Interleaved Thinking
For Anthropic and Bedrock Claude models, interleaved thinking allows tool calls during model reasoning. This is enabled by default:
models:
claude:
provider: anthropic
model: claude-sonnet-4-5
# interleaved_thinking defaults to true
provider_opts:
interleaved_thinking: false # disable if needed
Thinking Display (Anthropic)
For Anthropic Claude models, thinking_display controls whether thinking blocks are returned in responses when thinking is enabled. Claude Opus 4.7 hides thinking content by default (omitted); set this provider option to receive summarized thinking:
models:
opus-4-7:
provider: anthropic
model: claude-opus-4-7
thinking_budget: adaptive
provider_opts:
thinking_display: summarized # "summarized", "display", or "omitted"
See the Anthropic provider page for details.
Examples by Provider
models:
# OpenAI
gpt:
provider: openai
model: gpt-5-mini
# Anthropic
claude:
provider: anthropic
model: claude-sonnet-4-0
max_tokens: 64000
# Google Gemini
gemini:
provider: google
model: gemini-2.5-flash
temperature: 0.5
# AWS Bedrock
bedrock:
provider: amazon-bedrock
model: global.anthropic.claude-sonnet-4-5-20250929-v1:0
provider_opts:
region: us-east-1
# Docker Model Runner (local)
local:
provider: dmr
model: ai/qwen3
max_tokens: 8192
For detailed provider setup, see the Model Providers section.
Custom Endpoints
Use base_url to point to custom or self-hosted endpoints:
models:
# Azure OpenAI
azure_gpt:
provider: openai
model: gpt-4o
base_url: https://my-resource.openai.azure.com/openai/deployments/gpt-4o
token_key: AZURE_OPENAI_API_KEY
# Self-hosted vLLM
local_llama:
provider: openai # vLLM is OpenAI-compatible
model: meta-llama/Llama-3.2-3B-Instruct
base_url: http://localhost:8000/v1
# Proxy or gateway
proxied:
provider: openai
model: gpt-4o
base_url: https://proxy.internal.company.com/openai/v1
token_key: INTERNAL_API_KEY
See Local Models for more examples of custom endpoints.

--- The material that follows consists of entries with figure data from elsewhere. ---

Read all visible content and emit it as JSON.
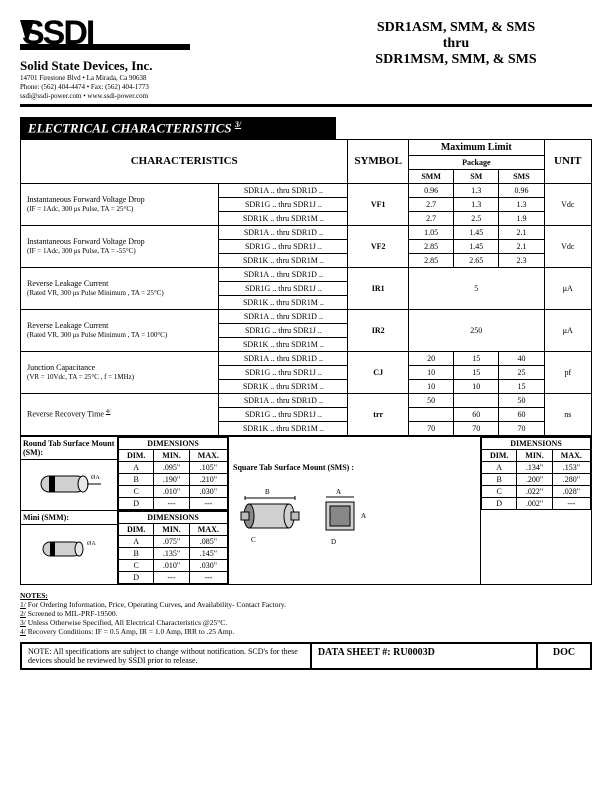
{
  "company": {
    "name": "Solid State Devices, Inc.",
    "addr1": "14701 Firestone Blvd • La Mirada, Ca 90638",
    "addr2": "Phone: (562) 404-4474 • Fax: (562) 404-1773",
    "addr3": "ssdi@ssdi-power.com • www.ssdi-power.com"
  },
  "title": {
    "l1": "SDR1ASM, SMM, & SMS",
    "l2": "thru",
    "l3": "SDR1MSM, SMM, & SMS"
  },
  "section_title": "ELECTRICAL CHARACTERISTICS",
  "section_note_ref": "3/",
  "headers": {
    "characteristics": "CHARACTERISTICS",
    "symbol": "SYMBOL",
    "max_limit": "Maximum Limit",
    "package": "Package",
    "smm": "SMM",
    "sm": "SM",
    "sms": "SMS",
    "unit": "UNIT"
  },
  "rows": [
    {
      "desc": "Instantaneous Forward Voltage Drop",
      "cond": "(IF = 1Adc, 300 μs Pulse, TA = 25°C)",
      "symbol": "VF1",
      "unit": "Vdc",
      "lines": [
        {
          "range": "SDR1A .. thru SDR1D ..",
          "smm": "0.96",
          "sm": "1.3",
          "sms": "0.96"
        },
        {
          "range": "SDR1G .. thru SDR1J ..",
          "smm": "2.7",
          "sm": "1.3",
          "sms": "1.3"
        },
        {
          "range": "SDR1K .. thru SDR1M ..",
          "smm": "2.7",
          "sm": "2.5",
          "sms": "1.9"
        }
      ]
    },
    {
      "desc": "Instantaneous Forward Voltage Drop",
      "cond": "(IF = 1Adc, 300 μs Pulse, TA = -55°C)",
      "symbol": "VF2",
      "unit": "Vdc",
      "lines": [
        {
          "range": "SDR1A .. thru SDR1D ..",
          "smm": "1.05",
          "sm": "1.45",
          "sms": "2.1"
        },
        {
          "range": "SDR1G .. thru SDR1J ..",
          "smm": "2.85",
          "sm": "1.45",
          "sms": "2.1"
        },
        {
          "range": "SDR1K .. thru SDR1M ..",
          "smm": "2.85",
          "sm": "2.65",
          "sms": "2.3"
        }
      ]
    },
    {
      "desc": "Reverse Leakage Current",
      "cond": "(Rated VR, 300 μs Pulse Minimum , TA = 25°C)",
      "symbol": "IR1",
      "unit": "μA",
      "merged_value": "5",
      "lines": [
        {
          "range": "SDR1A .. thru SDR1D .."
        },
        {
          "range": "SDR1G .. thru SDR1J .."
        },
        {
          "range": "SDR1K .. thru SDR1M .."
        }
      ]
    },
    {
      "desc": "Reverse Leakage Current",
      "cond": "(Rated VR, 300 μs Pulse Minimum , TA = 100°C)",
      "symbol": "IR2",
      "unit": "μA",
      "merged_value": "250",
      "lines": [
        {
          "range": "SDR1A .. thru SDR1D .."
        },
        {
          "range": "SDR1G .. thru SDR1J .."
        },
        {
          "range": "SDR1K .. thru SDR1M .."
        }
      ]
    },
    {
      "desc": "Junction Capacitance",
      "cond": "(VR = 10Vdc, TA = 25°C , f = 1MHz)",
      "symbol": "CJ",
      "unit": "pf",
      "lines": [
        {
          "range": "SDR1A .. thru SDR1D ..",
          "smm": "20",
          "sm": "15",
          "sms": "40"
        },
        {
          "range": "SDR1G .. thru SDR1J ..",
          "smm": "10",
          "sm": "15",
          "sms": "25"
        },
        {
          "range": "SDR1K .. thru SDR1M ..",
          "smm": "10",
          "sm": "10",
          "sms": "15"
        }
      ]
    },
    {
      "desc": "Reverse Recovery Time",
      "desc_ref": "4/",
      "cond": "",
      "symbol": "trr",
      "unit": "ns",
      "lines": [
        {
          "range": "SDR1A .. thru SDR1D ..",
          "smm": "50",
          "sm": "",
          "sms": "50"
        },
        {
          "range": "SDR1G .. thru SDR1J ..",
          "smm": "",
          "sm": "60",
          "sms": "60"
        },
        {
          "range": "SDR1K .. thru SDR1M ..",
          "smm": "70",
          "sm": "70",
          "sms": "70"
        }
      ]
    }
  ],
  "packages": {
    "sm": {
      "label": "Round Tab Surface Mount (SM):",
      "dim_header": "DIMENSIONS",
      "cols": [
        "DIM.",
        "MIN.",
        "MAX."
      ],
      "rows": [
        [
          "A",
          ".095\"",
          ".105\""
        ],
        [
          "B",
          ".190\"",
          ".210\""
        ],
        [
          "C",
          ".010\"",
          ".030\""
        ],
        [
          "D",
          "---",
          "---"
        ]
      ]
    },
    "smm": {
      "label": "Mini (SMM):",
      "dim_header": "DIMENSIONS",
      "cols": [
        "DIM.",
        "MIN.",
        "MAX."
      ],
      "rows": [
        [
          "A",
          ".075\"",
          ".085\""
        ],
        [
          "B",
          ".135\"",
          ".145\""
        ],
        [
          "C",
          ".010\"",
          ".030\""
        ],
        [
          "D",
          "---",
          "---"
        ]
      ]
    },
    "sms": {
      "label": "Square Tab Surface Mount (SMS) :",
      "dim_header": "DIMENSIONS",
      "cols": [
        "DIM.",
        "MIN.",
        "MAX."
      ],
      "rows": [
        [
          "A",
          ".134\"",
          ".153\""
        ],
        [
          "B",
          ".200\"",
          ".280\""
        ],
        [
          "C",
          ".022\"",
          ".028\""
        ],
        [
          "D",
          ".002\"",
          "---"
        ]
      ]
    }
  },
  "notes": {
    "header": "NOTES:",
    "items": [
      "1/   For Ordering Information, Price, Operating Curves, and Availability- Contact Factory.",
      "2/   Screened to MIL-PRF-19500.",
      "3/   Unless Otherwise Specified, All Electrical Characteristics @25°C.",
      "4/   Recovery Conditions:  IF = 0.5 Amp, IR = 1.0 Amp, IRR to .25 Amp."
    ]
  },
  "footer": {
    "note": "NOTE:  All specifications are subject to change without notification. SCD's for these devices should be reviewed by SSDI prior to release.",
    "ds_label": "DATA SHEET #: RU0003D",
    "doc": "DOC"
  }
}
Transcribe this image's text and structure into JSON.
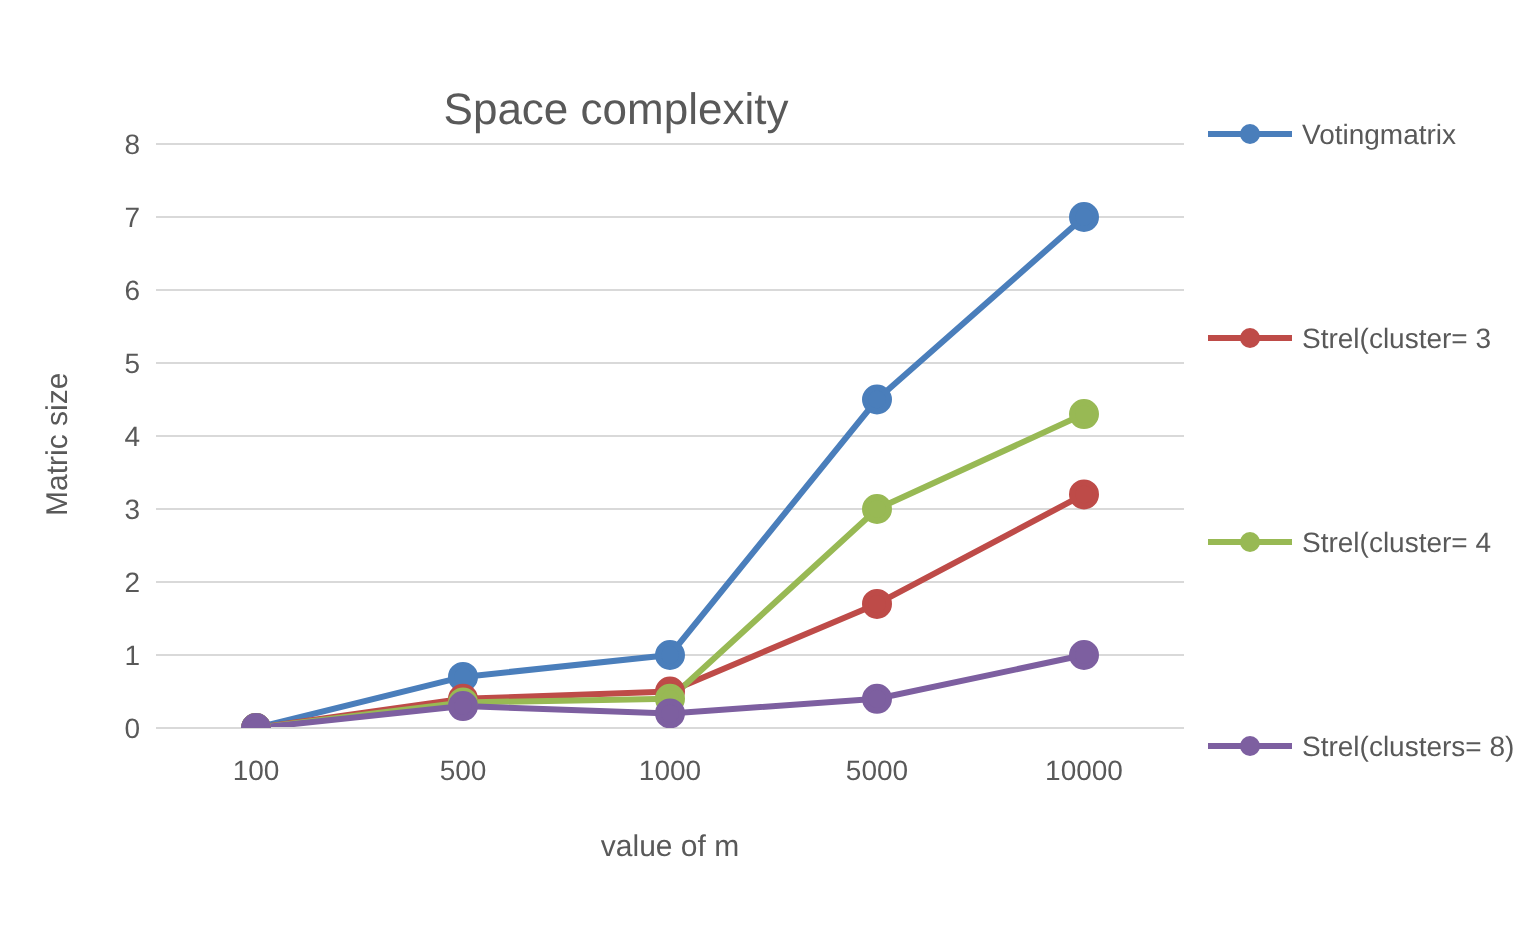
{
  "chart_data": {
    "type": "line",
    "title": "Space complexity",
    "xlabel": "value of m",
    "ylabel": "Matric size",
    "categories": [
      "100",
      "500",
      "1000",
      "5000",
      "10000"
    ],
    "series": [
      {
        "name": "Votingmatrix",
        "color": "#4a7ebb",
        "values": [
          0,
          0.7,
          1,
          4.5,
          7
        ]
      },
      {
        "name": "Strel(cluster= 3",
        "color": "#be4b48",
        "values": [
          0,
          0.4,
          0.5,
          1.7,
          3.2
        ]
      },
      {
        "name": "Strel(cluster= 4",
        "color": "#98b954",
        "values": [
          0,
          0.35,
          0.4,
          3,
          4.3
        ]
      },
      {
        "name": "Strel(clusters= 8)",
        "color": "#7d5fa0",
        "values": [
          0,
          0.3,
          0.2,
          0.4,
          1
        ]
      }
    ],
    "ylim": [
      0,
      8
    ],
    "yticks": [
      0,
      1,
      2,
      3,
      4,
      5,
      6,
      7,
      8
    ],
    "grid": "y",
    "legend": "right",
    "marker": "circle",
    "line_style": "solid"
  }
}
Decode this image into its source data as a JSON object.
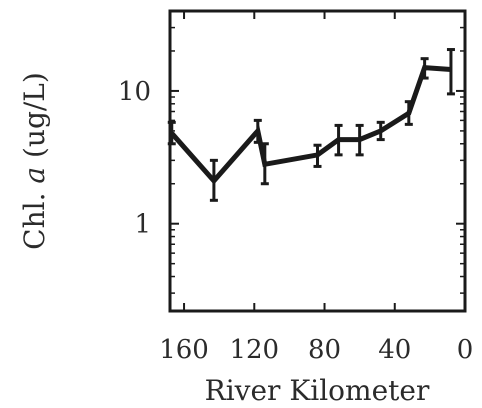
{
  "chart_data": {
    "type": "line",
    "title": "",
    "xlabel": "River Kilometer",
    "ylabel": {
      "prefix": "Chl. ",
      "italic": "a",
      "suffix": " (ug/L)"
    },
    "x_reversed": true,
    "xlim": [
      168,
      0
    ],
    "xticks": [
      160,
      120,
      80,
      40,
      0
    ],
    "y_scale": "log",
    "ylim": [
      0.22,
      40
    ],
    "yticks": [
      1,
      10
    ],
    "grid": false,
    "series": [
      {
        "x": [
          167,
          143,
          118,
          114,
          84,
          72,
          60,
          48,
          32,
          23,
          8
        ],
        "y": [
          4.8,
          2.1,
          5.0,
          2.8,
          3.3,
          4.3,
          4.3,
          5.0,
          6.8,
          15.0,
          14.5
        ],
        "err_low": [
          0.8,
          0.6,
          0.9,
          0.8,
          0.6,
          1.0,
          1.0,
          0.7,
          1.2,
          2.5,
          5.0
        ],
        "err_high": [
          1.0,
          0.9,
          1.0,
          1.2,
          0.6,
          1.2,
          1.2,
          0.8,
          1.5,
          2.5,
          6.0
        ]
      }
    ]
  }
}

Inheriting from Provider Definitions
Models can reference a named provider to inherit shared defaults. Model-level settings always take precedence:
providers:
my_anthropic:
provider: anthropic
token_key: MY_ANTHROPIC_KEY
max_tokens: 16384
thinking_budget: high
temperature: 0.5
models:
claude:
provider: my_anthropic
model: claude-sonnet-4-5
# Inherits max_tokens, thinking_budget, temperature from provider
claude_fast:
provider: my_anthropic
model: claude-haiku-4-5
thinking_budget: low # Overrides provider default
See Provider Definitions for the full list of inheritable properties.